When choosing cremation, it is important not only to capture the memories and celebrate the spirit of your loved one, but also to provide healing through gathering together, paying tribute and celebrating a life well lived.
Keep in mind that cremation does not limit your ability to spend time with the body of your loved one or hold a meaningful ceremony. You may have a visitation period and a funeral service prior to the cremation. Or your family may spend time privately with the body before cremation, followed by a public ceremony a day or two later with the urn present. You may want to consider keeping your loved one’s body present for the funeral ceremony as it often encourages more expressions of grief and authentic mourning.

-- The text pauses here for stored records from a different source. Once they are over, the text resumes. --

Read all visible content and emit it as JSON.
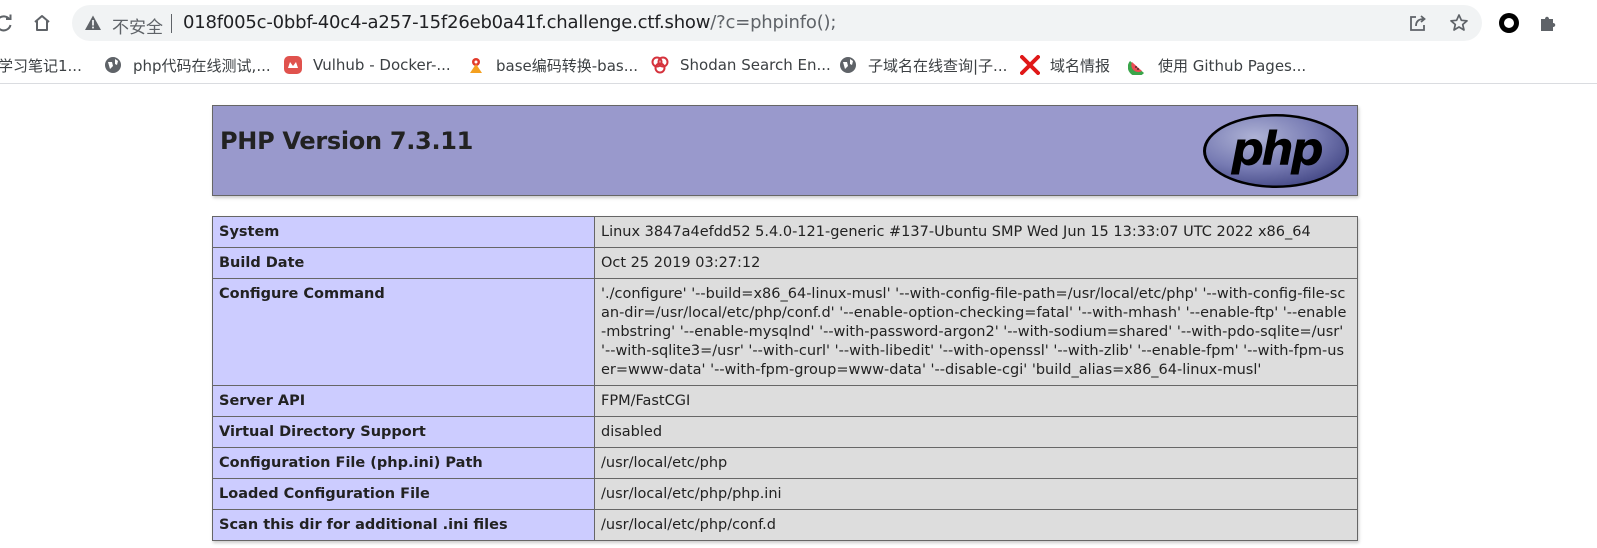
{
  "browser": {
    "security_label": "不安全",
    "url_host": "018f005c-0bbf-40c4-a257-15f26eb0a41f.challenge.ctf.show",
    "url_path": "/?c=phpinfo();"
  },
  "bookmarks": [
    {
      "label": "学习笔记1...",
      "icon": "notebook-icon"
    },
    {
      "label": "php代码在线测试,...",
      "icon": "globe-icon"
    },
    {
      "label": "Vulhub - Docker-...",
      "icon": "vulhub-icon"
    },
    {
      "label": "base编码转换-bas...",
      "icon": "base-icon"
    },
    {
      "label": "Shodan Search En...",
      "icon": "shodan-icon"
    },
    {
      "label": "子域名在线查询|子...",
      "icon": "globe-icon"
    },
    {
      "label": "域名情报",
      "icon": "x-icon"
    },
    {
      "label": "使用 Github Pages...",
      "icon": "watermelon-icon"
    }
  ],
  "php": {
    "title": "PHP Version 7.3.11",
    "rows": [
      {
        "key": "System",
        "value": "Linux 3847a4efdd52 5.4.0-121-generic #137-Ubuntu SMP Wed Jun 15 13:33:07 UTC 2022 x86_64"
      },
      {
        "key": "Build Date",
        "value": "Oct 25 2019 03:27:12"
      },
      {
        "key": "Configure Command",
        "value": "'./configure' '--build=x86_64-linux-musl' '--with-config-file-path=/usr/local/etc/php' '--with-config-file-scan-dir=/usr/local/etc/php/conf.d' '--enable-option-checking=fatal' '--with-mhash' '--enable-ftp' '--enable-mbstring' '--enable-mysqlnd' '--with-password-argon2' '--with-sodium=shared' '--with-pdo-sqlite=/usr' '--with-sqlite3=/usr' '--with-curl' '--with-libedit' '--with-openssl' '--with-zlib' '--enable-fpm' '--with-fpm-user=www-data' '--with-fpm-group=www-data' '--disable-cgi' 'build_alias=x86_64-linux-musl'"
      },
      {
        "key": "Server API",
        "value": "FPM/FastCGI"
      },
      {
        "key": "Virtual Directory Support",
        "value": "disabled"
      },
      {
        "key": "Configuration File (php.ini) Path",
        "value": "/usr/local/etc/php"
      },
      {
        "key": "Loaded Configuration File",
        "value": "/usr/local/etc/php/php.ini"
      },
      {
        "key": "Scan this dir for additional .ini files",
        "value": "/usr/local/etc/php/conf.d"
      }
    ]
  }
}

Friends and family gather for a tribute prior to cremation, often
with the decedent present, which activates support and allows family and
friends to say goodbye. A service such as a Mass of Christian Burial or church service will follow. After the service, the decedent will be transported to the crematory. Committal of the cremains usually take place at a future time.
A small gathering and informal family farewell takes place in a private setting and offers the chance to say goodbye, allowing family and friends to recall memories and support one another.
Services often include the use of music, symbols, words and actions that reflect the life of the loved one and activate support among family and friends. Whether simple or elaborate, traditional, contemporary or religious, choose elements that best reflect the passion and life story of the one whom you are honoring.
A direct cremation is when there is no funeral service or memorial service, but instead simply final disposition of the body by the funeral home or memorial society.
A word from Dr. Alan Wolfelt
If you are considering direct cremation, I plead with you to reconsider. Honoring the life and death of the person who died with some sort of ceremony—no matter how brief, how small or how informal—will help your family acknowledge the reality of the death and begin to heal. When no ceremony is held, it is as if the life and death of the person who died had no significance to anyone. Also keep in mind that you may still hold a committal service at the gravesite or crematory should you choose direct cremation.
Think carefully about the many options available to you and your family. Slow down and plan. It is through planning that a meaningful experience of a funeral ceremony is created. And do remember that funeral directors, clergy, celebrants and close friends who have done these things before can all be valuable resources to you. You are not alone!